Pastor’s Corner, 9/18/09

This weekend I am beginning a year-long, once-a-month program known as Leadership Putnam (LP). One of the stated purposes of LP is “to provide leaders with a practical and sophisticated understanding of major problems and opportunities facing the Putnam County area.” Gaining this insight is the primary reason I’ve been interested in participating in LP since I first moved to Cookville.

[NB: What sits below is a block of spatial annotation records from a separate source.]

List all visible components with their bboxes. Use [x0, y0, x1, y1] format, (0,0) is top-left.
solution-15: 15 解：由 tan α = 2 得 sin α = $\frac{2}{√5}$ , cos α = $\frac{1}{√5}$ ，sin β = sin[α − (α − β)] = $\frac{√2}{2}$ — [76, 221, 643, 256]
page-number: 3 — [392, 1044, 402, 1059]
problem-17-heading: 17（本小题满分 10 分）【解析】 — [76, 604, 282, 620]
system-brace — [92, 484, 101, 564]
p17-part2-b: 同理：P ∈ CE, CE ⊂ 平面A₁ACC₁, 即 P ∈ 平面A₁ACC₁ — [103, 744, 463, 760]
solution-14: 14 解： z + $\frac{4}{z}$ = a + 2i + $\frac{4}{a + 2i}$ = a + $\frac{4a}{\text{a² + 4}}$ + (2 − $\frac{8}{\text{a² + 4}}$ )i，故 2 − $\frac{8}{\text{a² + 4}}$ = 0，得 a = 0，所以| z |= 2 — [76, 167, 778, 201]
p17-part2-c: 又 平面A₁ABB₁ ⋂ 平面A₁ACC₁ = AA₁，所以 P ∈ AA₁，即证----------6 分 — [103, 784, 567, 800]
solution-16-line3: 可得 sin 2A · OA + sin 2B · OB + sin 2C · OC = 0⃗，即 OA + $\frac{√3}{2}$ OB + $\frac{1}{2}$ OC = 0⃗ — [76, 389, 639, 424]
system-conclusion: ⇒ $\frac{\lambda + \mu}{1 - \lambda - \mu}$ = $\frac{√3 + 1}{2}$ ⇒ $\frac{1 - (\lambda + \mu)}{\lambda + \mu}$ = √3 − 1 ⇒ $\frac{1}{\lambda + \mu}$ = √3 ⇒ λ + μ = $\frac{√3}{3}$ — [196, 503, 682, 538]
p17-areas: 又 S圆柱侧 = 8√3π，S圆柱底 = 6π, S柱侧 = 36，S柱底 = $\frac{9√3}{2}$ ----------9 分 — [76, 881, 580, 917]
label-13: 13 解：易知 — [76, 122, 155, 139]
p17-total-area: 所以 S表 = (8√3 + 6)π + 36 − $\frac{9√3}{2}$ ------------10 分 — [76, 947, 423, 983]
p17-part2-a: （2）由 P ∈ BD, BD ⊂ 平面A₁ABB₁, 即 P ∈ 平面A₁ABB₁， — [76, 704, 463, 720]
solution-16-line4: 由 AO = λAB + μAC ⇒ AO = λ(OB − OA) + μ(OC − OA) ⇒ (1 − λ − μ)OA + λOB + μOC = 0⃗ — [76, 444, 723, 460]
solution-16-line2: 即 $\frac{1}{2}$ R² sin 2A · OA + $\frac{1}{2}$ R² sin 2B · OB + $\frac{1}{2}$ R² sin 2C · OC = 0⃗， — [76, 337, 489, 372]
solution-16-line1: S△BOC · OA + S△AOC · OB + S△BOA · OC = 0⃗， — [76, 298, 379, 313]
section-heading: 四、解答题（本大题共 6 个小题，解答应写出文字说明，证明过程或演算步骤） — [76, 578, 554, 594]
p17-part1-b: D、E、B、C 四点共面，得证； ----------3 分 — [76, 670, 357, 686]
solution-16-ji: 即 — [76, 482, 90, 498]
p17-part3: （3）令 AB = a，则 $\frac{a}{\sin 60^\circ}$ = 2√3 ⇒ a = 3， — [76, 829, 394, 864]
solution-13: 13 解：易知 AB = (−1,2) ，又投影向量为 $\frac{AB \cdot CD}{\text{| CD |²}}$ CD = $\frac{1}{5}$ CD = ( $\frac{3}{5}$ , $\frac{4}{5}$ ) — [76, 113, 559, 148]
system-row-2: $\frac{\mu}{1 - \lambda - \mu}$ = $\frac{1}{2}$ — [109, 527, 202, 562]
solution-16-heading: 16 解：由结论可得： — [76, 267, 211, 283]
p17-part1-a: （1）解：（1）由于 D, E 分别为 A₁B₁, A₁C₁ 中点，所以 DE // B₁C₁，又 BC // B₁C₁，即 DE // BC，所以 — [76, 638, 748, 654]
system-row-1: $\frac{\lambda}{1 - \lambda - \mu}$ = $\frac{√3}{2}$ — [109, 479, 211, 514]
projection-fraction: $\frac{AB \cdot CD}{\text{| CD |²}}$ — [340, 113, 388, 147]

In Jeremiah 29:5-7, God tells the exiles in Babylon, “Build houses and live in them; and plant gardens and eat their produce. Take wives and become the fathers of sons and daughters, and take wives for your sons and give your daughters to husbands, that they may bear sons and daughters; and multiply there and do not decrease. Seek the welfare [shalom] of the city where I have sent you into exile, and pray to the LORD on its behalf; for in its welfare you will have welfare.” Peter tells us in I Peter 1:1 that all Christians are “resident aliens,” exiles scattered throughout the world. We have a dual citizenship (see Philippians 3:20), and are not of this world but are in this world and are sent into this world by Jesus Christ Himself (John 17:11, 14-18). Taking all these passages together (along with many, many others), the Bible teaches God’s people that we have a responsibility to the world around us. Until Christ returns, we are to seek the welfare of the places and peoples among whom we live. The word “welfare” is the Hebrew word “shalom,” which in its broadest sense refers to peace, prosperity, completeness, soundness, wholeness, health, safety, general well-being, and the like.

We are not merely to wait for Jesus to return, for our exile to be over; nor are we to congregate only with one another in holy huddles. Rather, we are to be salt and light in a dark and drab world, letting our lights shine before men in such a way that they may see our good works and glorify our Father who is in heaven (Matthew 5:13-16). We are to, “while we have opportunity,…do good to all people…” (Galatians 6:10). As we saw in Titus, we are “to be subject to rulers, to authorities, to be obedient, to be ready for every good deed, to malign no one, to be peaceable, gentle, showing every consideration for all men” (Titus 3:1-2). We are to live full and godly lives among unbelievers, building houses and planting gardens, marrying and multiplying, seeking the good of the various cities into which God sends us. We are to pray for our communities. We are to put down roots, become a vital and vibrant part of our community, love our neighbors well, serve the outcasts and “untouchables” of the city (as well as the well-to-do and highly respected, cf. Daniel and Esther), and be a blessing to our fellow citizens, making it our ambition “to lead a quiet life and attend to our own business and work with our hands…so that we will behave properly toward outsiders and not be in any need” (I Thessalonians 4:11-12). Christians should strive to be the most generous, most committed, most faithful, most supportive, most visionary, most creative, most encouraging, and most obedient members of any community. Of course, because of God’s image in every human and His common grace, unbelievers may outdo us in all these categories; but it shouldn’t be because we lack knowledge of or concern for our duty.

So going back to Leadership Putnam, I’m looking forward to learning this year of ways that I personally, and perhaps even we as a congregation, can better seek the welfare of Putnam County. What are the major problems and opportunities facing our county at this time? Might I be able to help alleviate them? How can I be an instrument of shalom here? Think about yourself – why has God called you where He has called you? Why do you live in Putnam County, or Overton County, or White County, or Van Buren County, or DeKalb County? Here’s the answer: in order that you might be an agent of welfare/shalom and transformation there, bringing the blessing of King Jesus’ kingdom to the nations, bringing the knowledge of His glory and grace to everyone you encounter.

Our church is somewhat unique in that we draw from the entire Upper Cumberland, and so seeking the welfare of Cookeville, or Algood, or Algood School, might not need to your most important priority. One of these days my dream is to see PCA churches in all the counties surrounding Putnam; but until then we will continue to gather together on the Lord’s Day, scatter back into the places the Lord has exiled us, and work together to seek the welfare of our communities. We do this not only because in their welfare we will have welfare, but also because we love our neighbors, and desire them to find their greatest joy by knowing and delighting in the glory of God in Jesus Christ. We are workers for the glory of God, and for the joy of the nations. May the Lord give us a vision for His glory to fill the Upper Cumberland as the waters fill the sea, and may He give us very concrete ways to seek the welfare of our communities.